In normal Thread implementation I can do it using join() function but not getting a way to achieve the same in ThreadPool Executor. Also would like to ask if the code written in finally block to close the threadpool proper ?
Thanks,
Amit
A CountDownLatch is designed for this very purpose. Examples may be found here and here. When the number of threads is not known in advance, consider a Phaser, new in Java 1.7, or an UpDownLatch.
To answer your second question, I think you are doing a reasonable job trying to clean up your thread pool.
With respect to your first question, I think the method that you want to use is submit rather than execute. Rather than try to explain it all in text, here's an edited fragment from a unit test that I wrote that makes many tasks, has each of them do a fragment of the total work and then meets back at the starting point to add the results:
final AtomicInteger messagesReceived = new AtomicInteger(0);
// ThreadedListenerAdapter is the class that I'm testing
// It's not germane to the question other than as a target for a thread pool.

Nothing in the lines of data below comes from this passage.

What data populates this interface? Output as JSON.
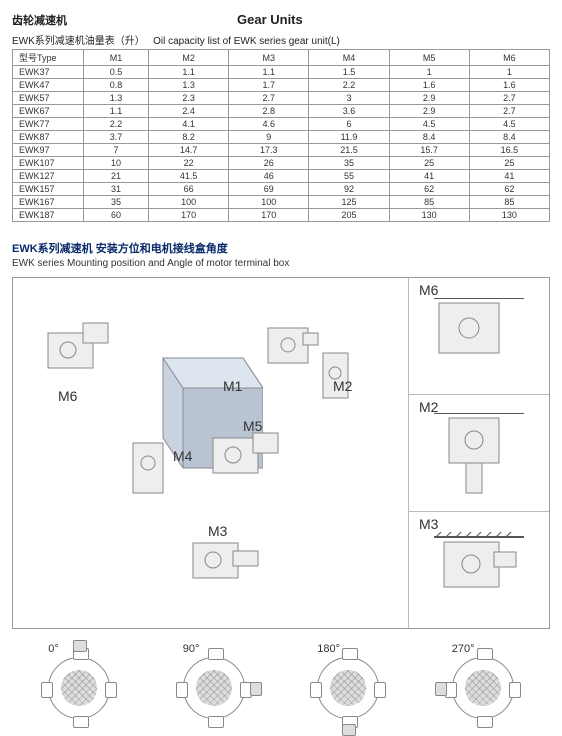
{
  "header": {
    "cn_left": "齿轮减速机",
    "en_title": "Gear Units"
  },
  "table": {
    "title_cn": "EWK系列减速机油量表（升）",
    "title_en": "Oil capacity list of EWK series gear unit(L)",
    "columns": [
      "型号Type",
      "M1",
      "M2",
      "M3",
      "M4",
      "M5",
      "M6"
    ],
    "rows": [
      [
        "EWK37",
        "0.5",
        "1.1",
        "1.1",
        "1.5",
        "1",
        "1"
      ],
      [
        "EWK47",
        "0.8",
        "1.3",
        "1.7",
        "2.2",
        "1.6",
        "1.6"
      ],
      [
        "EWK57",
        "1.3",
        "2.3",
        "2.7",
        "3",
        "2.9",
        "2.7"
      ],
      [
        "EWK67",
        "1.1",
        "2.4",
        "2.8",
        "3.6",
        "2.9",
        "2.7"
      ],
      [
        "EWK77",
        "2.2",
        "4.1",
        "4.6",
        "6",
        "4.5",
        "4.5"
      ],
      [
        "EWK87",
        "3.7",
        "8.2",
        "9",
        "11.9",
        "8.4",
        "8.4"
      ],
      [
        "EWK97",
        "7",
        "14.7",
        "17.3",
        "21.5",
        "15.7",
        "16.5"
      ],
      [
        "EWK107",
        "10",
        "22",
        "26",
        "35",
        "25",
        "25"
      ],
      [
        "EWK127",
        "21",
        "41.5",
        "46",
        "55",
        "41",
        "41"
      ],
      [
        "EWK157",
        "31",
        "66",
        "69",
        "92",
        "62",
        "62"
      ],
      [
        "EWK167",
        "35",
        "100",
        "100",
        "125",
        "85",
        "85"
      ],
      [
        "EWK187",
        "60",
        "170",
        "170",
        "205",
        "130",
        "130"
      ]
    ]
  },
  "section2": {
    "cn": "EWK系列减速机 安装方位和电机接线盒角度",
    "en": "EWK series Mounting position and Angle of motor terminal box"
  },
  "mount_labels": {
    "m1": "M1",
    "m2": "M2",
    "m3": "M3",
    "m4": "M4",
    "m5": "M5",
    "m6": "M6",
    "r_m6": "M6",
    "r_m2": "M2",
    "r_m3": "M3"
  },
  "angles": {
    "a0": "0°",
    "a90": "90°",
    "a180": "180°",
    "a270": "270°"
  },
  "colors": {
    "border": "#999999",
    "text": "#333333",
    "heading_blue": "#0a2a6b",
    "gear_fill": "#eeeeee",
    "gear_stroke": "#888888"
  }
}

final ThreadedListenerAdapter<Integer> adapter =
new ThreadedListenerAdapter<Integer>(listener);
int taskCount = 10;
List<FutureTask<Integer>> taskList = new ArrayList<FutureTask<Integer>>();
for (int whichTask = 0; whichTask < taskCount; whichTask++) {
FutureTask<Integer> futureTask =
new FutureTask<Integer>(new Callable<Integer>() {
#Override
public Integer call() throws Exception {
// Does useful work that affects messagesSent
return messagesSent;
}
});
taskList.add(futureTask);
}
for (FutureTask<Integer> task : taskList) {
LocalExecutorService.getExecutorService().submit(task);
}
for (FutureTask<Integer> task : taskList) {
int result = 0;
try {
result = task.get();
} catch (InterruptedException ex) {
Thread.currentThread().interrupt();
} catch (ExecutionException ex) {
throw new RuntimeException("ExecutionException in task " + task, ex);
}
assertEquals(maxMessages, result);
}
int messagesSent = taskCount * maxMessages;
assertEquals(messagesSent, messagesReceived.intValue());
I think this fragment is similar to what you're trying to do. The key components were the submit and get methods.

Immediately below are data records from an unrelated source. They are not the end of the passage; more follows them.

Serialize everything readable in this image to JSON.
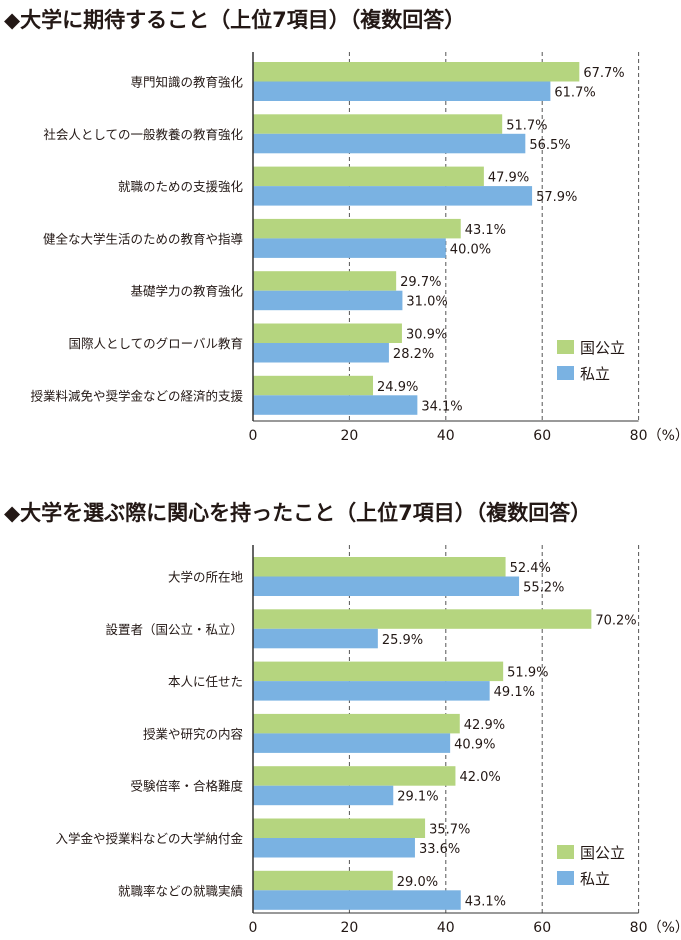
{
  "colors": {
    "national": "#b5d57f",
    "private": "#7ab2e2",
    "grid": "#555555",
    "axis": "#333333"
  },
  "chart_data": [
    {
      "type": "bar",
      "orientation": "horizontal",
      "title": "◆大学に期待すること（上位7項目）（複数回答）",
      "categories": [
        "専門知識の教育強化",
        "社会人としての一般教養の教育強化",
        "就職のための支援強化",
        "健全な大学生活のための教育や指導",
        "基礎学力の教育強化",
        "国際人としてのグローバル教育",
        "授業料減免や奨学金などの経済的支援"
      ],
      "series": [
        {
          "name": "国公立",
          "values": [
            67.7,
            51.7,
            47.9,
            43.1,
            29.7,
            30.9,
            24.9
          ]
        },
        {
          "name": "私立",
          "values": [
            61.7,
            56.5,
            57.9,
            40.0,
            31.0,
            28.2,
            34.1
          ]
        }
      ],
      "value_labels": [
        [
          "67.7%",
          "51.7%",
          "47.9%",
          "43.1%",
          "29.7%",
          "30.9%",
          "24.9%"
        ],
        [
          "61.7%",
          "56.5%",
          "57.9%",
          "40.0%",
          "31.0%",
          "28.2%",
          "34.1%"
        ]
      ],
      "xlim": [
        0,
        80
      ],
      "xticks": [
        "0",
        "20",
        "40",
        "60",
        "80"
      ],
      "unit": "（%）",
      "grid": "dashed vertical",
      "legend_position": "bottom-right"
    },
    {
      "type": "bar",
      "orientation": "horizontal",
      "title": "◆大学を選ぶ際に関心を持ったこと（上位7項目）（複数回答）",
      "categories": [
        "大学の所在地",
        "設置者（国公立・私立）",
        "本人に任せた",
        "授業や研究の内容",
        "受験倍率・合格難度",
        "入学金や授業料などの大学納付金",
        "就職率などの就職実績"
      ],
      "series": [
        {
          "name": "国公立",
          "values": [
            52.4,
            70.2,
            51.9,
            42.9,
            42.0,
            35.7,
            29.0
          ]
        },
        {
          "name": "私立",
          "values": [
            55.2,
            25.9,
            49.1,
            40.9,
            29.1,
            33.6,
            43.1
          ]
        }
      ],
      "value_labels": [
        [
          "52.4%",
          "70.2%",
          "51.9%",
          "42.9%",
          "42.0%",
          "35.7%",
          "29.0%"
        ],
        [
          "55.2%",
          "25.9%",
          "49.1%",
          "40.9%",
          "29.1%",
          "33.6%",
          "43.1%"
        ]
      ],
      "xlim": [
        0,
        80
      ],
      "xticks": [
        "0",
        "20",
        "40",
        "60",
        "80"
      ],
      "unit": "（%）",
      "grid": "dashed vertical",
      "legend_position": "bottom-right"
    }
  ]
}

First of all you can use ThreadPoolExecutor.submit() method, which returns Future instance, then after you submitted all your work items you can iterate trough those futures and call Future.get() on each of them.
Alternatively, you can prepare your runnable work items and submit them all at once using ThreadPoolExecutor.invokeAll(), which will wait until all work items completed and then you can get the execution results or exception calling the same Future.get() method.